To do this, you create a new masking policy in the Data Source tab of your Immuta console that only shows rows where the user possesses an attribute in AOR Countries that matches the value in the column Country.

Now, queries will only show data for countries that match a user’s approved AOR countries attribute. When Analyst B, who can only see records containing Mali in the Country column, runs a query, it will return the following results:

When this data source is added to a Project that includes Analyst B, Analyst A will also see only records containing information about Mali.

Depending on the intended use for this data by the Intel Analysts, this data set may still not be adequately protected; despite masking the last eight characters in this query, it’s still possible for anyone with access rights to re-identify some of the longer names. This is where usage purpose comes into play.

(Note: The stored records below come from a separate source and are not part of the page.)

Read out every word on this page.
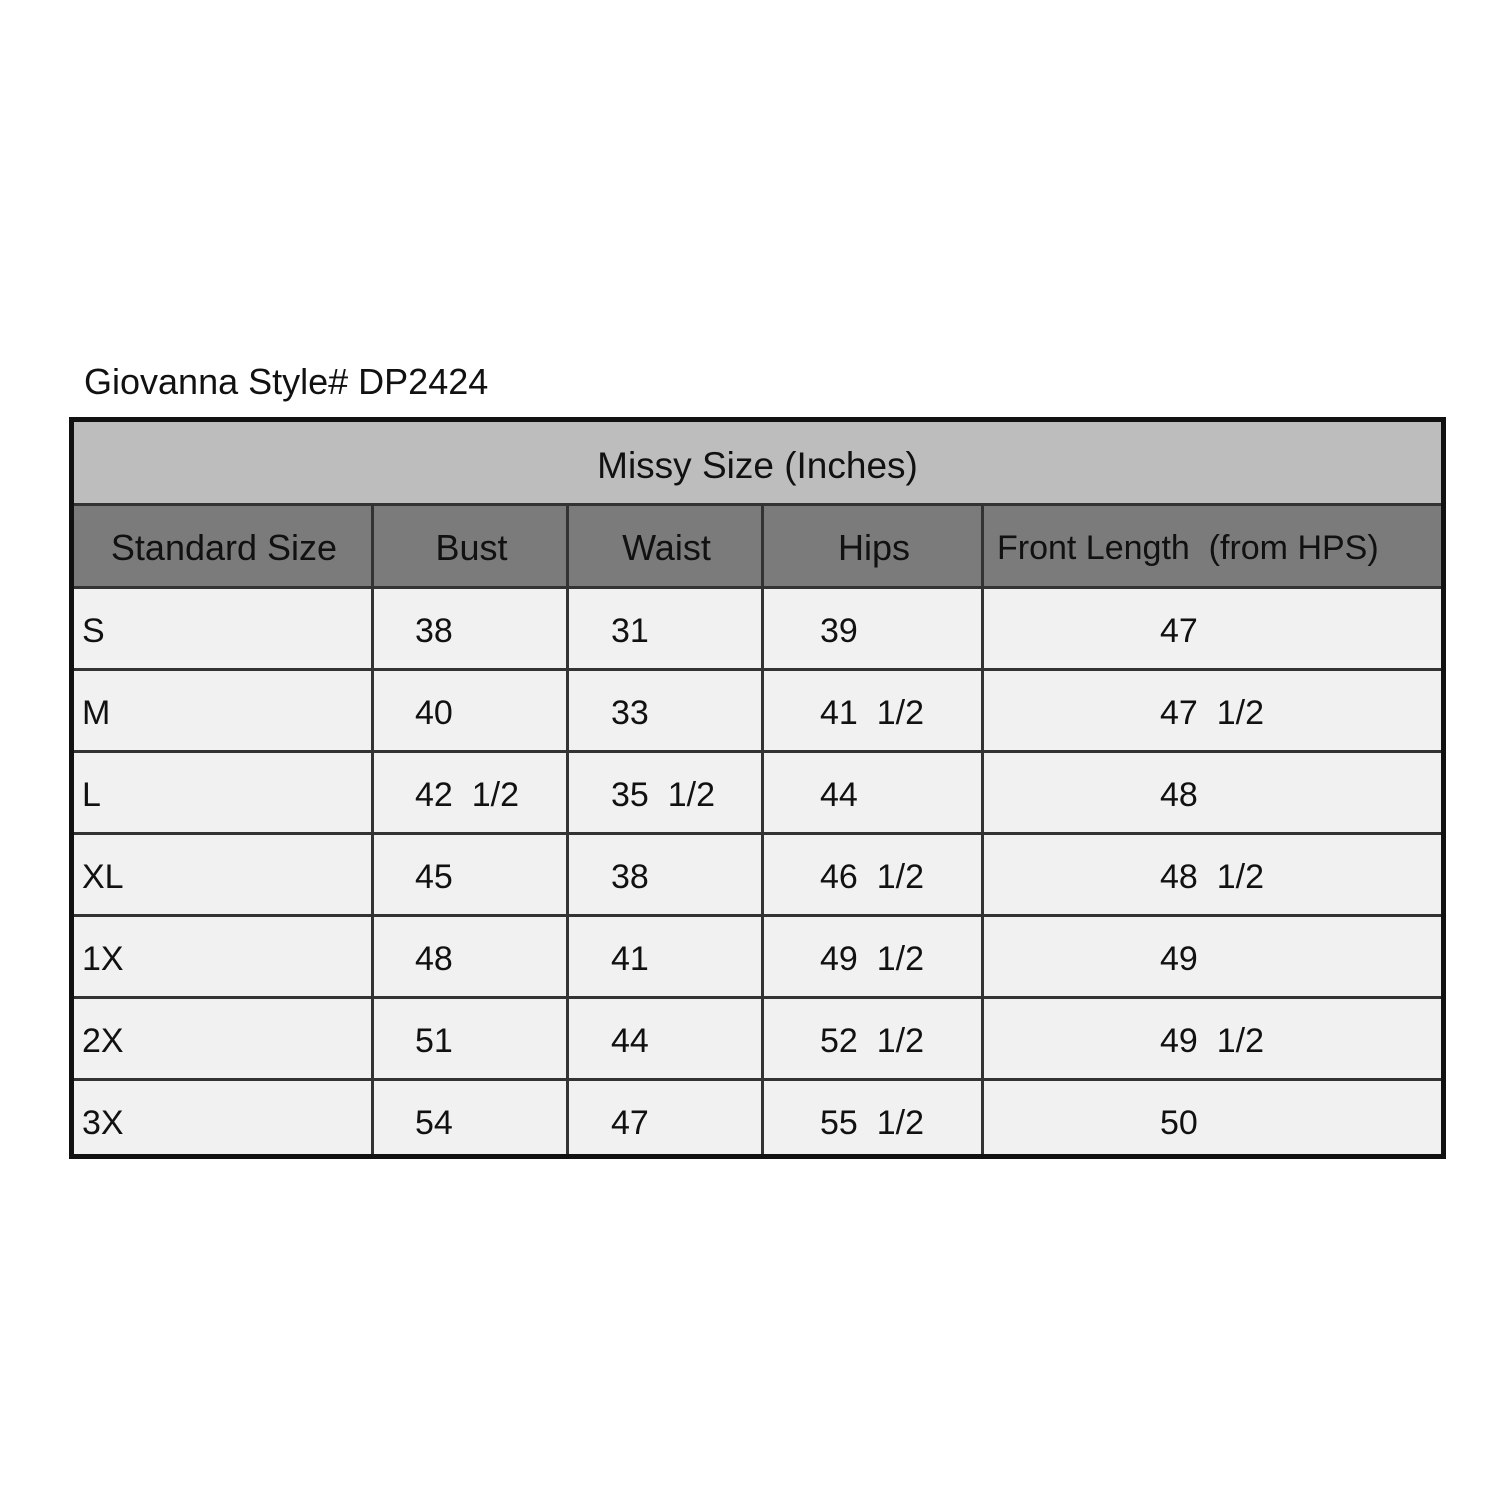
Giovanna Style# DP2424
Missy Size (Inches)
Standard Size	Bust	Waist	Hips	Front Length  (from HPS)
S	38	31	39	47
M	40	33	41  1/2	47  1/2
L	42  1/2	35  1/2	44	48
XL	45	38	46  1/2	48  1/2
1X	48	41	49  1/2	49
2X	51	44	52  1/2	49  1/2
3X	54	47	55  1/2	50
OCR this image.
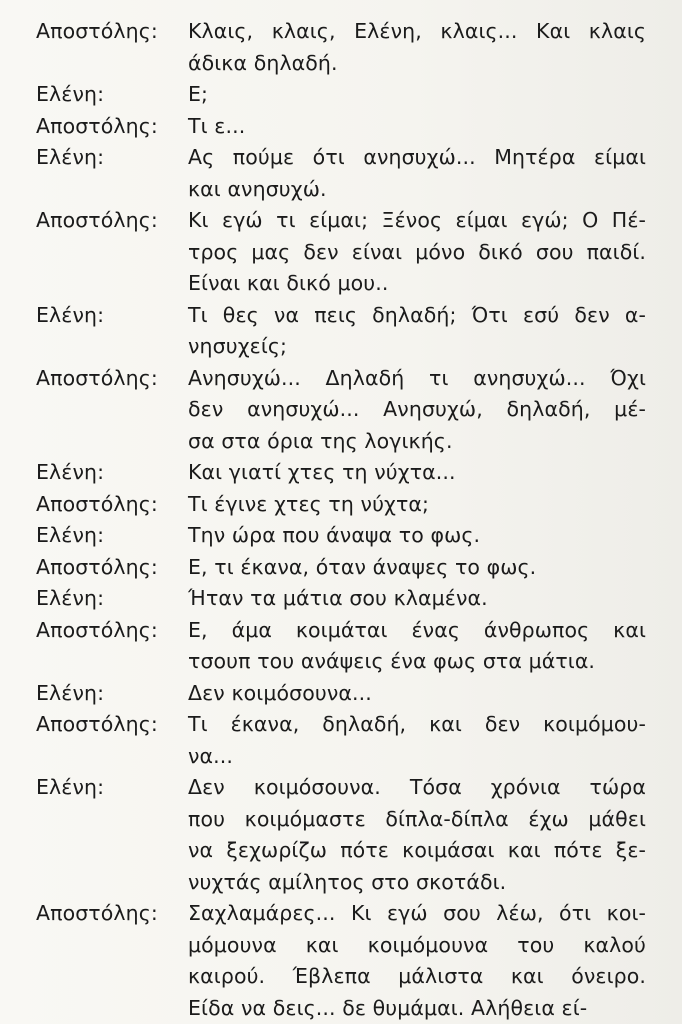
Αποστόλης:	Κλαις, κλαις, Ελένη, κλαις... Και κλαις
άδικα δηλαδή.
Ελένη:	Ε;
Αποστόλης:	Τι ε...
Ελένη:	Ας πούμε ότι ανησυχώ... Μητέρα είμαι
και ανησυχώ.
Αποστόλης:	Κι εγώ τι είμαι; Ξένος είμαι εγώ; Ο Πέ-
τρος μας δεν είναι μόνο δικό σου παιδί.
Είναι και δικό μου..
Ελένη:	Τι θες να πεις δηλαδή; Ότι εσύ δεν α-
νησυχείς;
Αποστόλης:	Ανησυχώ... Δηλαδή τι ανησυχώ... Όχι
δεν ανησυχώ... Ανησυχώ, δηλαδή, μέ-
σα στα όρια της λογικής.
Ελένη:	Και γιατί χτες τη νύχτα...
Αποστόλης:	Τι έγινε χτες τη νύχτα;
Ελένη:	Την ώρα που άναψα το φως.
Αποστόλης:	Ε, τι έκανα, όταν άναψες το φως.
Ελένη:	Ήταν τα μάτια σου κλαμένα.
Αποστόλης:	Ε, άμα κοιμάται ένας άνθρωπος και
τσουπ του ανάψεις ένα φως στα μάτια.
Ελένη:	Δεν κοιμόσουνα...
Αποστόλης:	Τι έκανα, δηλαδή, και δεν κοιμόμου-
να...
Ελένη:	Δεν κοιμόσουνα. Τόσα χρόνια τώρα
που κοιμόμαστε δίπλα-δίπλα έχω μάθει
να ξεχωρίζω πότε κοιμάσαι και πότε ξε-
νυχτάς αμίλητος στο σκοτάδι.
Αποστόλης:	Σαχλαμάρες... Κι εγώ σου λέω, ότι κοι-
μόμουνα και κοιμόμουνα του καλού
καιρού. Έβλεπα μάλιστα και όνειρο.
Είδα να δεις... δε θυμάμαι. Αλήθεια εί-
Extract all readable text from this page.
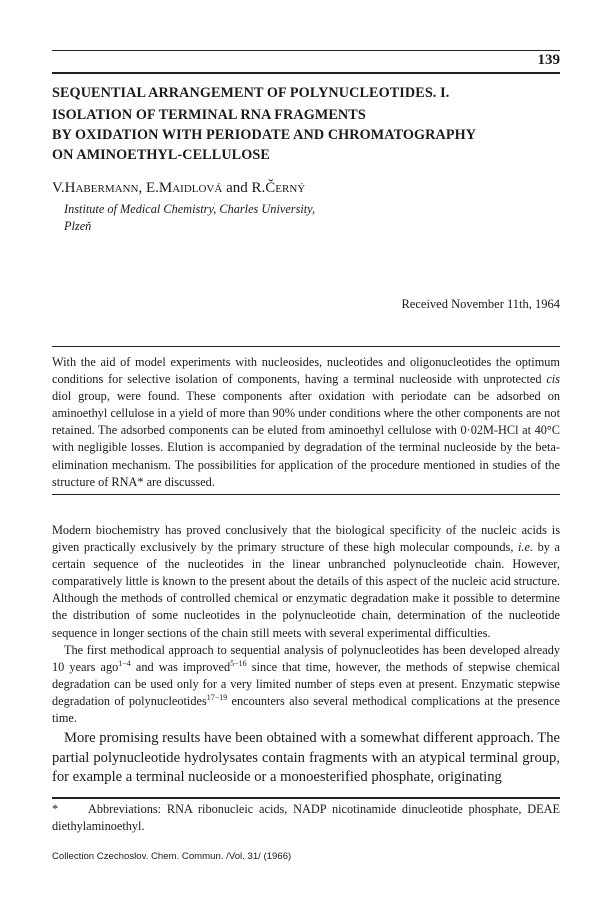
139
SEQUENTIAL ARRANGEMENT OF POLYNUCLEOTIDES. I.
ISOLATION OF TERMINAL RNA FRAGMENTS
BY OXIDATION WITH PERIODATE AND CHROMATOGRAPHY
ON AMINOETHYL-CELLULOSE
V.Habermann, E.Maidlová and R.Černý
Institute of Medical Chemistry, Charles University,
Plzeň
Received November 11th, 1964

With the aid of model experiments with nucleosides, nucleotides and oligonucleotides the optimum conditions for selective isolation of components, having a terminal nucleoside with unprotected cis diol group, were found. These components after oxidation with periodate can be adsorbed on aminoethyl cellulose in a yield of more than 90% under conditions where the other components are not retained. The adsorbed components can be eluted from aminoethyl cellulose with 0·02M-HCl at 40°C with negligible losses. Elution is accompanied by degradation of the terminal nucleoside by the beta-elimination mechanism. The possibilities for application of the procedure mentioned in studies of the structure of RNA* are discussed.

Modern biochemistry has proved conclusively that the biological specificity of the nucleic acids is given practically exclusively by the primary structure of these high molecular compounds, i.e. by a certain sequence of the nucleotides in the linear unbranched polynucleotide chain. However, comparatively little is known to the present about the details of this aspect of the nucleic acid structure. Although the methods of controlled chemical or enzymatic degradation make it possible to determine the distribution of some nucleotides in the polynucleotide chain, determination of the nucleotide sequence in longer sections of the chain still meets with several experimental difficulties.

The first methodical approach to sequential analysis of polynucleotides has been developed already 10 years ago$^{1-4}$ and was improved$^{5-16}$ since that time, however, the methods of stepwise chemical degradation can be used only for a very limited number of steps even at present. Enzymatic stepwise degradation of polynucleotides$^{17-19}$ encounters also several methodical complications at the presence time.

More promising results have been obtained with a somewhat different approach. The partial polynucleotide hydrolysates contain fragments with an atypical terminal group, for example a terminal nucleoside or a monoesterified phosphate, originating

* Abbreviations: RNA ribonucleic acids, NADP nicotinamide dinucleotide phosphate, DEAE diethylaminoethyl.
Collection Czechoslov. Chem. Commun. /Vol. 31/ (1966)
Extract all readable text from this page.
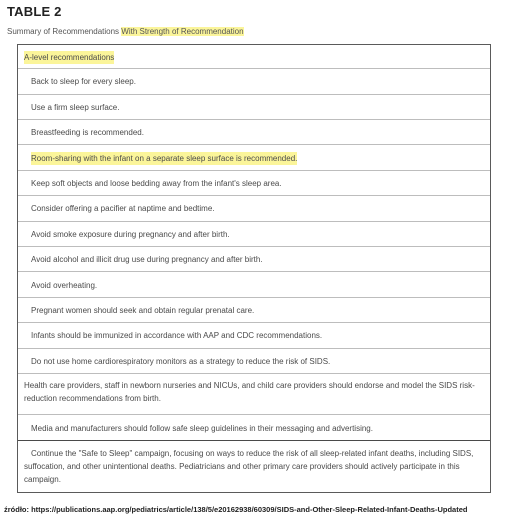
TABLE 2
Summary of Recommendations With Strength of Recommendation
A-level recommendations
Back to sleep for every sleep.
Use a firm sleep surface.
Breastfeeding is recommended.
Room-sharing with the infant on a separate sleep surface is recommended.
Keep soft objects and loose bedding away from the infant's sleep area.
Consider offering a pacifier at naptime and bedtime.
Avoid smoke exposure during pregnancy and after birth.
Avoid alcohol and illicit drug use during pregnancy and after birth.
Avoid overheating.
Pregnant women should seek and obtain regular prenatal care.
Infants should be immunized in accordance with AAP and CDC recommendations.
Do not use home cardiorespiratory monitors as a strategy to reduce the risk of SIDS.
Health care providers, staff in newborn nurseries and NICUs, and child care providers should endorse and model the SIDS risk-reduction recommendations from birth.
Media and manufacturers should follow safe sleep guidelines in their messaging and advertising.
Continue the "Safe to Sleep" campaign, focusing on ways to reduce the risk of all sleep-related infant deaths, including SIDS, suffocation, and other unintentional deaths. Pediatricians and other primary care providers should actively participate in this campaign.
źródło: https://publications.aap.org/pediatrics/article/138/5/e20162938/60309/SIDS-and-Other-Sleep-Related-Infant-Deaths-Updated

As you’ll recall, we added this data source to a Project with a Counter Intelligence purpose. Now you can create a data access control policy that masks data based on the user’s purpose for accessing it. For example, if you’d like to mask records in the Name column using a masking function, and apply it to everyone except those acting under a Counter Intelligence purpose, your policy builder would look like this:

If you’re not a member of the Project, the records in the Name column are fully masked when you run the query:

However, if you’re a member of this Project you’ll see the data with names exposed. Additionally, since Projects equalize the data across collaborators, only the Mali records are shown. This means Analysts A and B can both access and collaborate on the same data set without risk of unauthorized or inadvertent exposure to sensitive data.

To ensure that Projects adhere to their intended purposes and that data access controls are working as intended, administrators can use Immuta’s automated reporting and data audit trails to see changes to policies, who queried what data, when, and what data the query returned.

This is critical in the government, as well as highly regulated industries like financial services, insurance, healthcare, and consumer goods, because it helps prove compliance, investigate anomalies, identify unauthorized access, and prevent data access control failures before they occur.

Immuta natively integrates with Starburst and is therefore deployed on every node within Starburst clusters. This allows Immuta’s attribute- and purpose-based access controls to be enforced consistently across all data sources and databases that Starburst connects to, including NoSQL databases, relational databases, and all compute infrastructures. Below, you can see how the category and subcategory data from the Mali records of your Project might look when connected to Tableau through Starburst.

By separating policy from compute platform and natively integrating with Starburst, Immuta centralizes and dynamically applies access controls across all data sources and data sets within your Starburst environment. When sharing and collaborating on data — particularly highly sensitive data — this integration is critical for accelerating speed to data access, simplifying access control, avoiding data copies and role explosion, and auditing everything in real-time. Now, you can streamline data sharing and rest assured knowing your data is being used efficiently and securely.